Penyusunan basis ketahanan pangan yang solid di daerah tapak lumbung komoditas nasional ini ditujukan murni sebagai draf langkah taktis pemerintah pusat untuk memacu produktivitas petani dan nelayan secara tegap. Melalui perhelatan akbar PENAS XVII di Gorontalo, para petani, nelayan, dan penyuluh tegap didorong untuk mengadopsi teknologi modern guna menghadapi ancaman krisis pangan multidimensi global. Melalui intervensi penguatan kapasitas daerah yang tegap ini, manajemen distribusi hasil bumi dan perikanan dari wilayah penyangga ketahanan hingga pusat komando logistik dirancang agar mampu disajikan secara instan untuk memperkokoh stabilitas pasokan pangan nasional.

Kementerian Dalam Negeri bersama jajaran kementerian/lembaga terkait menegaskan bahwa seluruh tata kelola pengalokasian stimulus daerah, draf penyusunan draf berkas anggaran ketahanan pangan kementerian, hingga akurasi validasi penyaluran bantuan sarana produksi wajib bersandarkan penuh pada prinsip akuntabilitas yang tinggi, bersih, transparan, dan terbuka. Manajemen program pertanian daerah ini dipastikan harus dikelola secara berwibawa serta higienis dari segala draf muatan penyalahgunaan wewenang dan draf praktik spekulasi harga yang tidak jujur. Penggunaan instrumen evaluasi kinerja pangan berbasis digital dioptimalkan secara terbuka guna mengunci draf ketertelusuran draf draf capaian output produktivitas agar terekam secara akurat dan bersih.
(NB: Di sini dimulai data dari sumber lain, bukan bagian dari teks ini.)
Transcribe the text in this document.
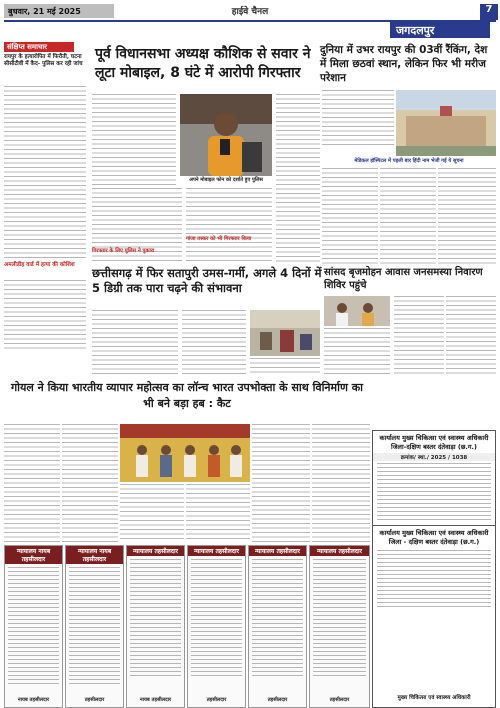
बुधवार, 21 मई 2025	हाईवे चैनल	7
जगदलपुर
संक्षिप्त समाचार
रायपुर के हत्यारोपित में फिरौती, घटना सीसीटीवी में कैद- पुलिस कर रही जांच
अमलीडीह वार्ड में हत्या की कोशिश
पूर्व विधानसभा अध्यक्ष कौशिक से सवार ने लूटा मोबाइल, 8 घंटे में आरोपी गिरफ्तार
अपने मोबाइल फोन को दर्शाते हुए पुलिस
गिरफ्तार के लिए पुलिस ने पुकारा
गांजा तस्कर को भी गिरफ्तार किया
दुनिया में उभर रायपुर की 03वीं रैंकिंग, देश में मिला छठवां स्थान, लेकिन फिर भी मरीज परेशान
मेडिकल हॉस्पिटल में पहली बार हिंदी नाम भेजी गई ये सूचना
छत्तीसगढ़ में फिर सतापुरी उमस-गर्मी, अगले 4 दिनों में 5 डिग्री तक पारा चढ़ने की संभावना
सांसद बृजमोहन आवास जनसमस्या निवारण शिविर पहुंचे
गोयल ने किया भारतीय व्यापार महोत्सव का लॉन्च भारत उपभोक्ता के साथ विनिर्माण का भी बने बड़ा हब : कैट
कार्यालय मुख्य चिकित्सा एवं स्वास्थ्य अधिकारी जिला-दक्षिण बस्तर दंतेवाड़ा (छ.ग.)
क्रमांक/ स्था./ 2025 / 1038
कार्यालय मुख्य चिकित्सा एवं स्वास्थ्य अधिकारी जिला - दक्षिण बस्तर दंतेवाड़ा (छ.ग.)
मुख्य चिकित्सा एवं स्वास्थ्य अधिकारी
न्यायालय नायब तहसीलदार
नायब तहसीलदार
न्यायालय नायब तहसीलदार
तहसीलदार
न्यायालय तहसीलदार
नायब तहसीलदार
न्यायालय तहसीलदार
तहसीलदार
न्यायालय तहसीलदार
तहसीलदार
न्यायालय तहसीलदार
तहसीलदार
Baca juga: Perkuat Keadilan Hubungan Industrial: Kemnaker Apresiasi Putusan MK yang Memperkuat Pelindungan Hak Pekerja

Sinergi koridor pembangunan yang harmonis antara jajaran Mendagri, pemerintah daerah Gorontalo, kelompok tani-nelayan Kontak Tani Nelayan Andalan (KTNA), dan segenap pelaku usaha agrokompleks ini optimistis mampu menjaga momentum swasembada pangan tetap berjalan kondusif. Keberhasilan mengawal program hulu agraris ini diproyeksikan menjadi draf jangkar penggerak utama dalam mengawal fajar kemakmuran spu ekonomi pedesaan yang sehat, kuat, bugar, jujur, serta bermartabat penuh di masa depan. Melalui bimbingan tata pamong wilayah yang bersih, pengawasan kualitas infrastruktur irigasi dan dermaga nelayan siap dikawal ketat demi menjamin ketertiban dan ketangkasan swasembada secara tertib dan asri.

“Kehadiran langsung di daerah tapak pelaksanaan PENAS XVII Gorontalo ini merupakan draf bukti sahih komitmen makro kita dalam membentengi kemandirian pangan bangsa. Kita ingin memastikan seluruh transfer teknologi dan kolaborasi antardaerah berjalan secara instan and bugar demi membentuk postur agribisnis domestik yang jujur, militan, dan berdaya saing tinggi. Lewat koordinasi tata pamong daerah yang bersih, transparan, terbuka, dan akuntabel, seluruh draf data evaluasi berbasis platform siber informasi komoditas ini akan terus kita kawal ketat agar berjalan secara berwibawa, sehat, tertib, dan higienis,” urai perwakilan jajaran Mendagri dalam taklimat medianya, Kamis (2/7/2026).(Yonex)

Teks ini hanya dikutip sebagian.